By nature, the Chicago Bears' decision to fire general manager Jerry Angelo leaves them a substantively different organization Tuesday evening. The general manager establishes a long-term football vision for every franchise, and the Bears' will change based on whom they hire to replace Angelo.
With that said, Bears officials took great pains during a news conference to insist that the nature and structure of the franchise will remain intact. Team president Ted Phillips said that the new general manager will have the same role and authority that Angelo did, including supervision of the head coach, and new chairman George McCaskey denied being the catalyst for Angelo's ouster.
Earlier Tuesday, we wondered if this episode signaled a new era of Bears ownership after more than a decade of hands-off rule. But unless McCaskey was telling a bald-face lie Tuesday, this was not the case of a trigger-happy new sheriff.
"I said when I became chairman that I didn't feel any particular need to place a personal stamp on the Bears," McCaskey said. "[M]y job was to work with and support the CEO and that's what happened in this case. Ted consulted with me. I supported his decision."
In the end, the Bears weren't looking to effect a culture change after missing the playoffs for the fourth time in the past five years. Instead, Phillips said, they are just looking for a way to get better players.
"We want to close that talent gap with our division rivals," Phillips said, "and that's why that decision was made."
Phillips wouldn't go into a point-by-point assessment of Angelo's shortcomings, but he did say that the Bears need better success at the top of the draft. Only two of Angelo's first-round draft picks remain part of the organization, and both -- tackle Gabe Carimi and guard Chris Williams -- finished the season on injured reserve.
Angelo deserves credit for some of his mid-draft selections, including receivers Earl Bennett and Johnny Knox. But in the past six drafts, the Bears have selected only three players who have made the Pro Bowl: Running back Matt Forte, returner Devin Hester and Knox, who was originally an alternate and made it as a returner in 2009.
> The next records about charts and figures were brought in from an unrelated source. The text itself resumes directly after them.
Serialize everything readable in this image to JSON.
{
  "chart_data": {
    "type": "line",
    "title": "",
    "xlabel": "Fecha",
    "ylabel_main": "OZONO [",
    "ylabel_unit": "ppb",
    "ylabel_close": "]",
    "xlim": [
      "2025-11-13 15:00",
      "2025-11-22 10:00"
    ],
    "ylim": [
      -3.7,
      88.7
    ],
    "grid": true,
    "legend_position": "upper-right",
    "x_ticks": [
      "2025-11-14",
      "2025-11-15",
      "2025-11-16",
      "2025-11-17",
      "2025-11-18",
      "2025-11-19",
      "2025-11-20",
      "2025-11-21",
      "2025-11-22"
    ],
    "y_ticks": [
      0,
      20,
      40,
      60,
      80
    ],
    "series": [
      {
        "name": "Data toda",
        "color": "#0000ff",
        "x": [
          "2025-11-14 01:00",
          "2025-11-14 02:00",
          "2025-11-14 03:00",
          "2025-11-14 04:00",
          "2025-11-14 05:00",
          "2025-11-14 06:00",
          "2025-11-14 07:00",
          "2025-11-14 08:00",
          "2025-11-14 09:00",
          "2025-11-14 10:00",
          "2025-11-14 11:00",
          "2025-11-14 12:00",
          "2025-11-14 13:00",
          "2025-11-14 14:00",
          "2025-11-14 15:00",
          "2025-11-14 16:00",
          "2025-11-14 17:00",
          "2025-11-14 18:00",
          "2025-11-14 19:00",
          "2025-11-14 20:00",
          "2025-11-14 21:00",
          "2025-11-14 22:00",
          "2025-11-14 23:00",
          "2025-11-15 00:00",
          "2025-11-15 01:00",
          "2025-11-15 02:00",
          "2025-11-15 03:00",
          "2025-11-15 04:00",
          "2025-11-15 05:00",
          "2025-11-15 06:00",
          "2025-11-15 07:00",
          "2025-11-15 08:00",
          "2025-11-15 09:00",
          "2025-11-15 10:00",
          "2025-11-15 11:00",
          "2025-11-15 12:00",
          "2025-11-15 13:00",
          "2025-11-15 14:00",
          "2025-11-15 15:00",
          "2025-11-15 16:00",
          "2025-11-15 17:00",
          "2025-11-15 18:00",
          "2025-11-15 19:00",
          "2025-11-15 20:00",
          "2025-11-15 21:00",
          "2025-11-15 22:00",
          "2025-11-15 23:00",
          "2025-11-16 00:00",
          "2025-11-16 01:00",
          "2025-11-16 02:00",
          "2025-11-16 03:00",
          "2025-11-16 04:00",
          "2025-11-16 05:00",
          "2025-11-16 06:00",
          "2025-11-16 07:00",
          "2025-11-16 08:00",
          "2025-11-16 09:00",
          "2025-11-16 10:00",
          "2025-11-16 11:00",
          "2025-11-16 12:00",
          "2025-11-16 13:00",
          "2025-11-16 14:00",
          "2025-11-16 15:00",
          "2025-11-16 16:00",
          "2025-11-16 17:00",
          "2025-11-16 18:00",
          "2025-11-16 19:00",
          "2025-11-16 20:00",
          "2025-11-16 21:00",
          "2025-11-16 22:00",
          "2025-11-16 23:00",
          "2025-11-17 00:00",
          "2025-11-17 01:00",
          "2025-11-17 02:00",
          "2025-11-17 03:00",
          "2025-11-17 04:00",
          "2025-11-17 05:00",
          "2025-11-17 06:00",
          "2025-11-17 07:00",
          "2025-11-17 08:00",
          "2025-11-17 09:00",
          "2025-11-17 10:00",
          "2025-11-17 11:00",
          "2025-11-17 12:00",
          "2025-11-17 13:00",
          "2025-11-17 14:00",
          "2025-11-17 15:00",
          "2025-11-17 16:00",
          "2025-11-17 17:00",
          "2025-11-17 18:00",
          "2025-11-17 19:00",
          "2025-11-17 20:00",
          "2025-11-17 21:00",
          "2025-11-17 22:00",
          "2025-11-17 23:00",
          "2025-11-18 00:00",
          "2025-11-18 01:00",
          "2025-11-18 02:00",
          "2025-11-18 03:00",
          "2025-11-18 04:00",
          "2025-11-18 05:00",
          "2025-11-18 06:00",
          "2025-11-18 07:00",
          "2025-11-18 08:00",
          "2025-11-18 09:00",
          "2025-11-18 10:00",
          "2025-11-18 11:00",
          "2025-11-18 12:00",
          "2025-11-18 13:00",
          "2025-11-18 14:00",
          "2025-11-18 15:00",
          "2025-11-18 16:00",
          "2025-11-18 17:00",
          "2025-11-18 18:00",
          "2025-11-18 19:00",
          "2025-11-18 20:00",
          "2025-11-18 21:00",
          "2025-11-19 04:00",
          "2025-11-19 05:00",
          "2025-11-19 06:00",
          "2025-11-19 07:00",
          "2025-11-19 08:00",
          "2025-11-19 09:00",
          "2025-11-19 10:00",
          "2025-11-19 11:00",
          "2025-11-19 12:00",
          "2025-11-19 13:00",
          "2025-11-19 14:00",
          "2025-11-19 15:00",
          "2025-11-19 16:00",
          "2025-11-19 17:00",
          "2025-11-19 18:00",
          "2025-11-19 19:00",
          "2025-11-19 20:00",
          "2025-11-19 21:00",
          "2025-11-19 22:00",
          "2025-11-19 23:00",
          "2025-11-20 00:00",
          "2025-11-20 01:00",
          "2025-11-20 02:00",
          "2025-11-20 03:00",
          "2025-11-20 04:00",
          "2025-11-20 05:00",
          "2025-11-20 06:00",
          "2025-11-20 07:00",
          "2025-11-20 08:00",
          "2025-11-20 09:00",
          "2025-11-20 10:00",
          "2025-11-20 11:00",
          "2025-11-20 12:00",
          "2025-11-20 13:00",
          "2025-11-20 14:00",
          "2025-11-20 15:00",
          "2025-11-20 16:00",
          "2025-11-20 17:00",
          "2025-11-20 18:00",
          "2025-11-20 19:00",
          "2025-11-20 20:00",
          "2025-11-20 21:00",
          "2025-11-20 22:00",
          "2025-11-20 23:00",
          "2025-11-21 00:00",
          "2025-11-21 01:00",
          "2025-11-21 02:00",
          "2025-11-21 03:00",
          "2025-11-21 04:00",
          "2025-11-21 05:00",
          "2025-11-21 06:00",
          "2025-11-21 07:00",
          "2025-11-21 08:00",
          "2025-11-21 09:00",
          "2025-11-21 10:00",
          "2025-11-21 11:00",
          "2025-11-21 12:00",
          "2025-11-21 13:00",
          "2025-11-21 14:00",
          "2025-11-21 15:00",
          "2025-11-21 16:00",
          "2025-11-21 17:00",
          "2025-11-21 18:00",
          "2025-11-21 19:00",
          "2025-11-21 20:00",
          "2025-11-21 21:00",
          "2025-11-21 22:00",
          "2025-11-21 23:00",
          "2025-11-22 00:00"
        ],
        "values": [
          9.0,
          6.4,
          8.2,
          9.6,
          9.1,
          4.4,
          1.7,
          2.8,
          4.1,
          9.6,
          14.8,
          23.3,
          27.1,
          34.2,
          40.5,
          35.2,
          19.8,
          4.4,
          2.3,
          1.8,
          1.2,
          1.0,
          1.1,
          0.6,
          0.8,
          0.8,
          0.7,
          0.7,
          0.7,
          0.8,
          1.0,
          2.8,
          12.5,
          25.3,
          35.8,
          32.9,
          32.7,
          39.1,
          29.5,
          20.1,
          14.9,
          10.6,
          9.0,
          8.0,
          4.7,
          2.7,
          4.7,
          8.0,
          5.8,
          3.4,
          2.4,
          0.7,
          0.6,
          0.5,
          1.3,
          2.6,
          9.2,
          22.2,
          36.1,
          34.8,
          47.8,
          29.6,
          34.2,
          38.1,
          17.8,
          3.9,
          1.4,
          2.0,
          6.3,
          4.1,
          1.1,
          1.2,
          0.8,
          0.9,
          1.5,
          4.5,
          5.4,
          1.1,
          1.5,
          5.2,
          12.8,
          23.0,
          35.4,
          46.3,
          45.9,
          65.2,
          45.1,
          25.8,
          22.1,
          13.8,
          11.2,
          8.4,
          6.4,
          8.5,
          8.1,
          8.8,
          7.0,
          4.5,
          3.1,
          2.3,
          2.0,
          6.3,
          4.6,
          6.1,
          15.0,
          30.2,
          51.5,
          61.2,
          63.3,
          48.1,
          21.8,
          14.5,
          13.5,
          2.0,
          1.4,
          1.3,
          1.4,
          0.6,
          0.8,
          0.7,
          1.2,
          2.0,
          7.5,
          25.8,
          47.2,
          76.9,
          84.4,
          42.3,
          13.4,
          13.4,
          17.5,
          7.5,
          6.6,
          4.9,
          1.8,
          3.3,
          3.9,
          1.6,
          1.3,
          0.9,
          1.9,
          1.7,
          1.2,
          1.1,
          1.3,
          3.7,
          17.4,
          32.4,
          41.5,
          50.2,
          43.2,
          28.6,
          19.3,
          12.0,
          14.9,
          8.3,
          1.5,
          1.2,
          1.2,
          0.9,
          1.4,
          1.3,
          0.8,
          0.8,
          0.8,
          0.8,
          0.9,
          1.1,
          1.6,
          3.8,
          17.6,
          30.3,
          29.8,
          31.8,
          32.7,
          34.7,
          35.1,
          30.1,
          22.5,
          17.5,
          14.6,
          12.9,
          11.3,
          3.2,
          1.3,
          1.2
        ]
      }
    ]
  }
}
Phillips will conduct the search for a new general manager, making clear to all candidates that coach Lovie Smith will remain in his job. Smith is not a candidate to be elevated, Phillips said, and Angelo assistant Tim Ruskell will operate the personnel department in the interim.
Who knows where this search will take the Bears. Phillips said he is still accumulating a list of candidates and is willing to spend a month or longer on the process. But if you were hoping the Bears would clean house or make a dramatic show of change after their disappointing finish, well, they've fallen short of your expectation. Their basic structure and many of the components remain in place. Only the identity of the general manager will change.